Some 850,000 students in Ethiopia benefit from school feeding


Some 850,000 students in Ethiopia, mainly from elementary schools are currently benefiting from the school feeding programs being implemented in different parts of the country.

Started initially by the World Food Program partial funding in Southern Region of Ethiopia a few years ago, the program is now taken over by the regional governments of Ethiopia. The regions are now are allocating budget for the program, according to a report of Ministry of Education of Ethiopia.

The school feeding program is also included in the draft national education roadmap of the country, which is expected, be finalized in the coming few months.A report by the state broadcaster ETV indicated that to feed over 226,000 students, the Southern Region has allocated some 29 million birr (Over $1 million).

Following the footsteps of Southern Region, Oromia Region has also been working to formalize the school feeding program to stop the hungry students from school dropout, according to the report, which indicated that farmers’ cooperatives and unions have been involved in production and supplying of food to the school feeding program.

Food shortage is one of the reasons causing dropouts in schools. Including in the capital; Addis Ababa, children has been reportedly collapsing in schools because of starvation.
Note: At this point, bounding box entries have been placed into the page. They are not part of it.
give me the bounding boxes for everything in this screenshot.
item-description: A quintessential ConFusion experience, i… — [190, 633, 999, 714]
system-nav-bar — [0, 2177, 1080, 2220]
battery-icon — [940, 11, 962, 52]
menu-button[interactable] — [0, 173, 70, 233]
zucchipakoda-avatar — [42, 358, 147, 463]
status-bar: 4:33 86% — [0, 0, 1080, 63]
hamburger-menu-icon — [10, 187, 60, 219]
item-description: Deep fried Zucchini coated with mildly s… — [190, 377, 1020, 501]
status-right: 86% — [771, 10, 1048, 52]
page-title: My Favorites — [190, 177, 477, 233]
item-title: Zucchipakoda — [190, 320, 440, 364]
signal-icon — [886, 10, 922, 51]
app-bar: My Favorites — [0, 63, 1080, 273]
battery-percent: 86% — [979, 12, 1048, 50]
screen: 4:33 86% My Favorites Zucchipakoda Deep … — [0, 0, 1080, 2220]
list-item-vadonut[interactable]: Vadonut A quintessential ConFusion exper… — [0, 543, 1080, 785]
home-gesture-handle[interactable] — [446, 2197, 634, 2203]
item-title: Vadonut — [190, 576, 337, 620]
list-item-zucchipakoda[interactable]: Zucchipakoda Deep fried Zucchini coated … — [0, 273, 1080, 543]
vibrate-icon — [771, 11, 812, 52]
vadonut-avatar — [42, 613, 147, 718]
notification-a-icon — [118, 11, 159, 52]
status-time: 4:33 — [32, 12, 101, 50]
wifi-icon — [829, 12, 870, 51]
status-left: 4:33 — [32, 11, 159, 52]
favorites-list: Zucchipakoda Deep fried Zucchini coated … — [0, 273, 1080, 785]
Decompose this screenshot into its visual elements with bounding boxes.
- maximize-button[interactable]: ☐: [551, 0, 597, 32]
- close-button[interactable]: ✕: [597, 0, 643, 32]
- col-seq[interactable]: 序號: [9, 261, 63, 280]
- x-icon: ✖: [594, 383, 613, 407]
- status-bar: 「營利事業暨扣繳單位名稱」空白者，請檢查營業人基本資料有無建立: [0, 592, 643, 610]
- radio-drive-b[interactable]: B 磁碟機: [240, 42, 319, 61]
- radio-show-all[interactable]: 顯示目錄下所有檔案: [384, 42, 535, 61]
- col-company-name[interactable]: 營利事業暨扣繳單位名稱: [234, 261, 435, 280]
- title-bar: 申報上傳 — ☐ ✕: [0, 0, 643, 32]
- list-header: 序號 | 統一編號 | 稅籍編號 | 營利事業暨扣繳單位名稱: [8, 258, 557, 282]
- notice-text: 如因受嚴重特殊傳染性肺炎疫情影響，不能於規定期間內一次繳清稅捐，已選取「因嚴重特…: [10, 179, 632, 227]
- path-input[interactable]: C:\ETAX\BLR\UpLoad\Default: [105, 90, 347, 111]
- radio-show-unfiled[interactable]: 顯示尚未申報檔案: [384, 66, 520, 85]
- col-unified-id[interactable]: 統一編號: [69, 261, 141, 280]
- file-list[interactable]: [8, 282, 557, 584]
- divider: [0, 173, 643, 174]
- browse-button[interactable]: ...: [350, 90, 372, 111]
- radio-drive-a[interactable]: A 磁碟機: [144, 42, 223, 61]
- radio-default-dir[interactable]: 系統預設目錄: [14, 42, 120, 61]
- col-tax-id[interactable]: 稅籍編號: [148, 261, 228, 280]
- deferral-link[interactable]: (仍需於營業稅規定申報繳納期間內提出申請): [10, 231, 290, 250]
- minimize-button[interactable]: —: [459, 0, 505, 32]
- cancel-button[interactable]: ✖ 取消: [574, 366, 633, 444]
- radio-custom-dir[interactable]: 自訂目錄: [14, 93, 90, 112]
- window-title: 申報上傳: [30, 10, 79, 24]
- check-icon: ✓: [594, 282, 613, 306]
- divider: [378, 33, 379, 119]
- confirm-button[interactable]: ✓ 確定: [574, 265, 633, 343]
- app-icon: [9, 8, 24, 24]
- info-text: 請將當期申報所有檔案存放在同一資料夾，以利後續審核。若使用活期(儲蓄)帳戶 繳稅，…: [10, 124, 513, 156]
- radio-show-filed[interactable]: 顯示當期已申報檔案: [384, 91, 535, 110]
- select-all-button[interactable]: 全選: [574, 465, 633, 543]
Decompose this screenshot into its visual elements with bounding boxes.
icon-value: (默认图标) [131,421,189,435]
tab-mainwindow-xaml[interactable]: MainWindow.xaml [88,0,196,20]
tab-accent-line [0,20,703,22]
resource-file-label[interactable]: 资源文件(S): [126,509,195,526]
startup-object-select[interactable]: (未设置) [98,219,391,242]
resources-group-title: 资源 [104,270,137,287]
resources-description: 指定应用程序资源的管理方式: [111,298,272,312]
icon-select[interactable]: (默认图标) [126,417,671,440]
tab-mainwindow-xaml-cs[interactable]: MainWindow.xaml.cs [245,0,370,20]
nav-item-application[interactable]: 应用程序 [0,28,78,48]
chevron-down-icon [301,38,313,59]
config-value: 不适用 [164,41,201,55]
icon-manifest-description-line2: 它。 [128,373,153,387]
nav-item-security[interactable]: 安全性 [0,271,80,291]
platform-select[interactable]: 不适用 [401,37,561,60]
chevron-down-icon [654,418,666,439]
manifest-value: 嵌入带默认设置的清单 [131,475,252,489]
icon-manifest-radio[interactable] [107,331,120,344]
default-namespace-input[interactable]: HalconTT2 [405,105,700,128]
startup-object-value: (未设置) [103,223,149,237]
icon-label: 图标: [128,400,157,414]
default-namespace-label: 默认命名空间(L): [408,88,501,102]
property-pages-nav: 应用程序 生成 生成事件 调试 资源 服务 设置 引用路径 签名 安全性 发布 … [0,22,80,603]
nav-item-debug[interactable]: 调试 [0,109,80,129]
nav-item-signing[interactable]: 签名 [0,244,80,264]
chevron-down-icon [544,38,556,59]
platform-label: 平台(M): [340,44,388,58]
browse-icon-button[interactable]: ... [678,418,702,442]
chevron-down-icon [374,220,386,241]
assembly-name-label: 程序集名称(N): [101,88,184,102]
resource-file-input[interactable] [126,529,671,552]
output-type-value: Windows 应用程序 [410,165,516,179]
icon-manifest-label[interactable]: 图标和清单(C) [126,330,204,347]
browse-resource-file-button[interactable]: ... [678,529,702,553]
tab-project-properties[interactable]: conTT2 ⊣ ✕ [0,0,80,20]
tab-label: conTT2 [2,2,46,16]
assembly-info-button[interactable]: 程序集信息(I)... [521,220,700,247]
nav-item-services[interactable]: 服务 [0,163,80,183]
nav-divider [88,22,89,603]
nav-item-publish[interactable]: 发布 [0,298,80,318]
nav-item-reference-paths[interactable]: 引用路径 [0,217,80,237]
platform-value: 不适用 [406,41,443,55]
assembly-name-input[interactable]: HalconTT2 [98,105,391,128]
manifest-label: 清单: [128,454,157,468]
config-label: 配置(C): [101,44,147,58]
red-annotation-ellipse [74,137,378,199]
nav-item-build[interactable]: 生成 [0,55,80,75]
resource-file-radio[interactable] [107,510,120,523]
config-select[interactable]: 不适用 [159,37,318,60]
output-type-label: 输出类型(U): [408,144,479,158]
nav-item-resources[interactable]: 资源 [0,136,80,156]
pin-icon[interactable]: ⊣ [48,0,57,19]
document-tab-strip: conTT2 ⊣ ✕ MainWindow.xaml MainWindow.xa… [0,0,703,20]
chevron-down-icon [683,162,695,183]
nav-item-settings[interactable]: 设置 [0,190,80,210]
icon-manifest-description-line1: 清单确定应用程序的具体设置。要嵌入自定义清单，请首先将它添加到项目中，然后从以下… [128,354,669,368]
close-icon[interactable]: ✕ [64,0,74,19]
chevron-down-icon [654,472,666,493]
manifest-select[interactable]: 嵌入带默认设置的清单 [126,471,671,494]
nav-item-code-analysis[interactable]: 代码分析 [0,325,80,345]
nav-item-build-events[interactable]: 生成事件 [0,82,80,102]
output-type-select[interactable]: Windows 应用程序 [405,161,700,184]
Following those reports, a few years ago some institutions such as the Ethiopian Airlines have been involved in feeding such students.

A recent study on the implementation of school feeding in Southern Region of Ethiopia suggested strongly recommend scaling up the program in other food insecure areas. “…Given the positive effects of the program in improving the school children nutritional status, dietary diversity and class attendance, we strongly recommend scaling up the program in other food insecure areas,” the study said.

Reports show that Ethiopia currently has over 28 million students in schools from primary to university level.

In Africa, a substantial proportion of the school children suffer from malnutrition, are stunted, or experience short-term hunger. Local studies in Ethiopia also indicated that under-nutrition is a major public health problem. In 2015, about 31% of the school children were undernourished out of which 19.6% were stunted, 15.9% underweight and 14.0% wasted.